Eyehategod + Totimoshi + Eibon

Flyer Eyehategod Paris 2010

+Hangman's chair + Arafat
Le 19/04/2010,
Glazart, Paris

Après un passage remarqué au Hellfest les champions du monde de la "loose" reviennent hanter nos contrées avec leur sludge qui n'a d'égal que le malaise produit par l'ingestion de sardines rances à la mayonnaise...!!? (l'image est curieuse).

L'engouement relativement récent que suscite le groupe de Jimmy Bower a de quoi surprendre, vu qu'il n'inspirait que mépris et railleries il n'y a pas si longtemps.
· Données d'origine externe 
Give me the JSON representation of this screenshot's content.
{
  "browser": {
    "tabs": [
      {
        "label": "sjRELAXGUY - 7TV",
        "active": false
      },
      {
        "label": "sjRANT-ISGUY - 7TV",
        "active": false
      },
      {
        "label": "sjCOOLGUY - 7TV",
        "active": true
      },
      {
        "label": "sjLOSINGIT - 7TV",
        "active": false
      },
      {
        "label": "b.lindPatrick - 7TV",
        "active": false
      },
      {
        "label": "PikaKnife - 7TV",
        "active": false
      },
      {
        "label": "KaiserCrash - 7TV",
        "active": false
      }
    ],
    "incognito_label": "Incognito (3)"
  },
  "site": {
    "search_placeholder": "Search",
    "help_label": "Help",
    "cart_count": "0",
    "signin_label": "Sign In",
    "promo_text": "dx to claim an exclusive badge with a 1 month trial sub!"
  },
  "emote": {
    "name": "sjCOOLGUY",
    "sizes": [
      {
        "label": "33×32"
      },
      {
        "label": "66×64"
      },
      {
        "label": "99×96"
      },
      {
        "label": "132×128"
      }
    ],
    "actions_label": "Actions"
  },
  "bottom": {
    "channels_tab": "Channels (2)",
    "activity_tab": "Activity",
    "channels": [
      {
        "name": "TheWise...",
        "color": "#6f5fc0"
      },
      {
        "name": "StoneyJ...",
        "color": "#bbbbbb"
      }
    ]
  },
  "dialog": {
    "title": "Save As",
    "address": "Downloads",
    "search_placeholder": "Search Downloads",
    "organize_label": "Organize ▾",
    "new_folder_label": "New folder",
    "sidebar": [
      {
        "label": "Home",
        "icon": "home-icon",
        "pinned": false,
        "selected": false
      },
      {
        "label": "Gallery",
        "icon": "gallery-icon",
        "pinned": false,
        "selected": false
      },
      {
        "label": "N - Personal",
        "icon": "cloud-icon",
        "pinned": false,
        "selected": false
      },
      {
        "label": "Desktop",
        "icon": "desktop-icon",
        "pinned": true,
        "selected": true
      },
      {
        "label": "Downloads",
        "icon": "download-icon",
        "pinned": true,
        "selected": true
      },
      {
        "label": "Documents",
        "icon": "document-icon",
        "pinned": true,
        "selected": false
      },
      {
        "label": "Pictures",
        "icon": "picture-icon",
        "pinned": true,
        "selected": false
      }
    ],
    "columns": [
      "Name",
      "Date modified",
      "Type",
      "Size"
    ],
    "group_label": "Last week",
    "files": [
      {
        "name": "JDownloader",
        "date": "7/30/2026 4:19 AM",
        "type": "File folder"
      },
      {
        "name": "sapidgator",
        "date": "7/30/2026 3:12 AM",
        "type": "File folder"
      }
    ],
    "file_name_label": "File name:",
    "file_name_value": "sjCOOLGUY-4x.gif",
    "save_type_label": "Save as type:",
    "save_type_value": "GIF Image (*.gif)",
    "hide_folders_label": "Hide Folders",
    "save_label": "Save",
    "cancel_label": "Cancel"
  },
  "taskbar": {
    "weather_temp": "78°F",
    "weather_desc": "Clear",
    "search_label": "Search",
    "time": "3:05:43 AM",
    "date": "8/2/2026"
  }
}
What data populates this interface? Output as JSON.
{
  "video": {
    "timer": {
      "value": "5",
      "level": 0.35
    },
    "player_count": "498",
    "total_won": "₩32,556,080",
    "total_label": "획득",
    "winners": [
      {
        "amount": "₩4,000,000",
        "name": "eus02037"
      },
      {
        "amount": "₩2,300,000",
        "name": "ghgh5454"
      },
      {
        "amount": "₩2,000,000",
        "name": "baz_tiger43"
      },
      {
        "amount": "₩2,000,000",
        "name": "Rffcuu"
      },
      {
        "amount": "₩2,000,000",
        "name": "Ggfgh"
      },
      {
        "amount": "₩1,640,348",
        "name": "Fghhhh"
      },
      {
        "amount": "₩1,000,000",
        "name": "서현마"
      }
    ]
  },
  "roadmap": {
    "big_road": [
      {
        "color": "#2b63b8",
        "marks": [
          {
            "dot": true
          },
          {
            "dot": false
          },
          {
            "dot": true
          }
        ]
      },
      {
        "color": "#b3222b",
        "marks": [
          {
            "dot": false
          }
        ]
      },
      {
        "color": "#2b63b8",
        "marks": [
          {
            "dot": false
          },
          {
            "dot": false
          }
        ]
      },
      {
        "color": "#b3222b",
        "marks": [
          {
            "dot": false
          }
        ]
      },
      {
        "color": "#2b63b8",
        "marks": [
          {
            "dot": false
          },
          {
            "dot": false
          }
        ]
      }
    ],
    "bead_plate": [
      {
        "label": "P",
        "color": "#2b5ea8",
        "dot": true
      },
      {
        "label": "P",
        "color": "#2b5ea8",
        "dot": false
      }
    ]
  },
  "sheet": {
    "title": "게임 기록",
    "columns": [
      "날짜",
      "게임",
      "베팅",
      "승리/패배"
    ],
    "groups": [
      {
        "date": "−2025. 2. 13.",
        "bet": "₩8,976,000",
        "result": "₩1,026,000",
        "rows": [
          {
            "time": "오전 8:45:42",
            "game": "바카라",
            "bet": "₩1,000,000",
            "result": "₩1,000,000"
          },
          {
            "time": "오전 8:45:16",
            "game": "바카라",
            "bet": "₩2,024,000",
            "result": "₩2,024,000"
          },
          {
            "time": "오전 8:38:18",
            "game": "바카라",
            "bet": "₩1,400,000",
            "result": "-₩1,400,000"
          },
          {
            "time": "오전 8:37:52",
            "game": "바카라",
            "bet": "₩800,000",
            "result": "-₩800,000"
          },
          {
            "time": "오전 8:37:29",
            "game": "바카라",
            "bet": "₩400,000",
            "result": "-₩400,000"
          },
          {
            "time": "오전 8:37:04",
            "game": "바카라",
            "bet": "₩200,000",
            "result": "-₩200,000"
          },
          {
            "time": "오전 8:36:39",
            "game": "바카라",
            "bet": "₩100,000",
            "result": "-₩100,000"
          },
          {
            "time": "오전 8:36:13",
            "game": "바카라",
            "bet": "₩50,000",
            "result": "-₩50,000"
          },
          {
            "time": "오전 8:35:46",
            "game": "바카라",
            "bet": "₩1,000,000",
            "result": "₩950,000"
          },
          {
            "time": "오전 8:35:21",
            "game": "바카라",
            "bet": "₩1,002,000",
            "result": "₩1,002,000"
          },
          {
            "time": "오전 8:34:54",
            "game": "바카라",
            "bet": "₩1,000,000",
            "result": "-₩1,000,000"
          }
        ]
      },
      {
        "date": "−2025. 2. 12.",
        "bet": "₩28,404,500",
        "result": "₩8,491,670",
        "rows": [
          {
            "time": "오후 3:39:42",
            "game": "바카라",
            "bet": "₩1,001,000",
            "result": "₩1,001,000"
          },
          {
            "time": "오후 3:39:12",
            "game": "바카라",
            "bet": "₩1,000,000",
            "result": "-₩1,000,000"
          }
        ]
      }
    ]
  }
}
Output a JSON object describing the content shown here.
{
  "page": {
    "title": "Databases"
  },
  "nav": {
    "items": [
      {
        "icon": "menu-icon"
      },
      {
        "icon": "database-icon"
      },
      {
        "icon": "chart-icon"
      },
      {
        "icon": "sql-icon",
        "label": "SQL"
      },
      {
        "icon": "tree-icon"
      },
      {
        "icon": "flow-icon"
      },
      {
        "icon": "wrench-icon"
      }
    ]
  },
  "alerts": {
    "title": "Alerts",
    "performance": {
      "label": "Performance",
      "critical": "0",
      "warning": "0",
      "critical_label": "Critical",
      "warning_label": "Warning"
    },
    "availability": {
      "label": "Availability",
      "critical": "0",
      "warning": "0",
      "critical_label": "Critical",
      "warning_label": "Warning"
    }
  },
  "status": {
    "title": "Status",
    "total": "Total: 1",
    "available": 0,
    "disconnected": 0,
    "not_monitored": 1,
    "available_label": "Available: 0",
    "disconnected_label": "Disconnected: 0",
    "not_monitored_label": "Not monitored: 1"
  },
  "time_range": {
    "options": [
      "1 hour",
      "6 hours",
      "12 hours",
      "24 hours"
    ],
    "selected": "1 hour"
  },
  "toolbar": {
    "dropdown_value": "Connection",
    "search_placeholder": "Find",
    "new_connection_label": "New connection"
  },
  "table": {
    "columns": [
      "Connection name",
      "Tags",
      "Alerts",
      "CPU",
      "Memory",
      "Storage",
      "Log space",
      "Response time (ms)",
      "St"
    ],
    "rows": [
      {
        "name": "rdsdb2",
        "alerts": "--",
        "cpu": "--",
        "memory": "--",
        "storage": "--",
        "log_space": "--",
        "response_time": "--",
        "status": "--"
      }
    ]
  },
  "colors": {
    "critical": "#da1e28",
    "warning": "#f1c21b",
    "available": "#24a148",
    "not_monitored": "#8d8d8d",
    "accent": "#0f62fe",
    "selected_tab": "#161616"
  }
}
L'effet Down a sans doute aider à lui acheter une crédibilité aux yeux d'un nouveau public et d'une presse à la mémoire courte.

Le concert de ce soir était cependant très attendu par les amateurs de moiteur, de crasse et de pesanteur made in N.O.L.A. Croisé deux heures plus tôt à la station Porte de la Villette, Mike Williams, fidèle à sa réputation, avait la mine des grands jours une pinte de rosé à la main (on ne se refait pas!). Ça promet pour le show. Le temps de serrer la paluche à Joey Lacaze et rendez-vous est pris pour le Glazart. La mauvaise surprise de la soirée, c'est un putain de volcan islandais qui en est la cause ; Sourvein ne viendra pas, voilà qui met nos nerfs en boule et nous dirige vers le bar de l'extérieur qu'on ne quittera plus jusqu'au début d'Eyehategod.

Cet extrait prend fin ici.